Un portavoce del governatore di Helmand ha ammesso che la caserma di polizia ed il quartier generale del governatore ora sono in mano ai Talebani. Talebani che controllavano già diversi settori del distretto di Helmand, ma la caduta di Sangin, città simbolo per la sua importanza strategica, sottolinea la difficoltà dell’Esercito Afghano e dei suoi alleati occidentali nel mantenere la sicurezza della regione: la città infatti, oltre ad essere crocevia e grosso centro di produzione per l’oppio, è stata teatro degli scontri più intesi della campagna militare in Afghanistan.

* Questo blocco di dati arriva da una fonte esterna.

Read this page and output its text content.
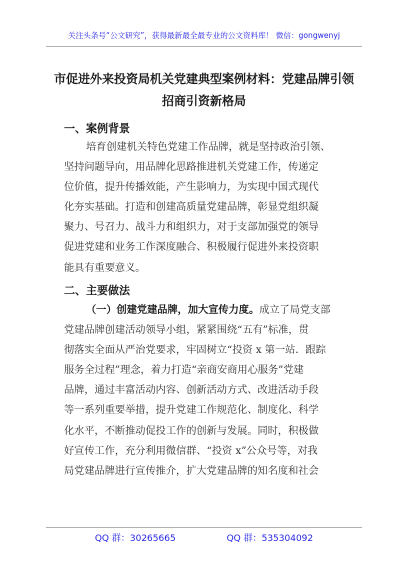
关注头条号“公文研究”，获得最新最全最专业的公文资料库！ 微信：gongwenyj
市促进外来投资局机关党建典型案例材料：党建品牌引领
招商引资新格局
一、案例背景

培育创建机关特色党建工作品牌，就是坚持政治引领、

坚持问题导向，用品牌化思路推进机关党建工作，传递定

位价值，提升传播效能，产生影响力，为实现中国式现代

化夯实基础。打造和创建高质量党建品牌，彰显党组织凝

聚力、号召力、战斗力和组织力，对于支部加强党的领导

促进党建和业务工作深度融合、积极履行促进外来投资职

能具有重要意义。

二、主要做法

（一）创建党建品牌，加大宣传力度。成立了局党支部

党建品牌创建活动领导小组，紧紧围绕“五有”标准，贯

彻落实全面从严治党要求，牢固树立“投资 x 第一站．跟踪

服务全过程”理念，着力打造“亲商安商用心服务”党建

品牌，通过丰富活动内容、创新活动方式、改进活动手段

等一系列重要举措，提升党建工作规范化、制度化、科学

化水平，不断推动促投工作的创新与发展。同时，积极做

好宣传工作，充分利用微信群、“投资 x”公众号等，对我

局党建品牌进行宣传推介，扩大党建品牌的知名度和社会

QQ 群：30265665	QQ 群：535304092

Sottoposta ad assedio diverse volte, prima con gli inglesi (2006 – 2007) poi con gli americani (2010 – 2014), è stata definita dai militari inglesi “Stalingrado” appunto per l’asprezza dei combattimenti: qui infatti sono caduti complessivamente un quarto dei 456 soldati inglesi morti in Afghanistan.
Ora, con la ritirata delle truppe afghane, si aprono due differenti scenari: il primo vede il tentativo di riconquista della città col supporto aereo e con l’aiuto delle Forze Speciali Usa, il secondo vede l’abbandono di Sangin per concentrare le forze a difesa della capitale della provincia, Lashkar Gah, come è stato già messo in pratica per alcuni centri di insurrezione di Helmand. Secondo i primi rapporti le forze alleate starebbero già effettuando i primi bombardamenti sulla città occupata ma il portavoce dell’Esercito Afghano ha solo confermato la ritirata delle truppe nelle guarnigioni principali della provincia. Certamente non è un segnale positivo per Resolut Support e per il Governo afghano, che mostra ancora tutta la sua debolezza ed incapacità nel mantenere il controllo delle regioni rurali più remote.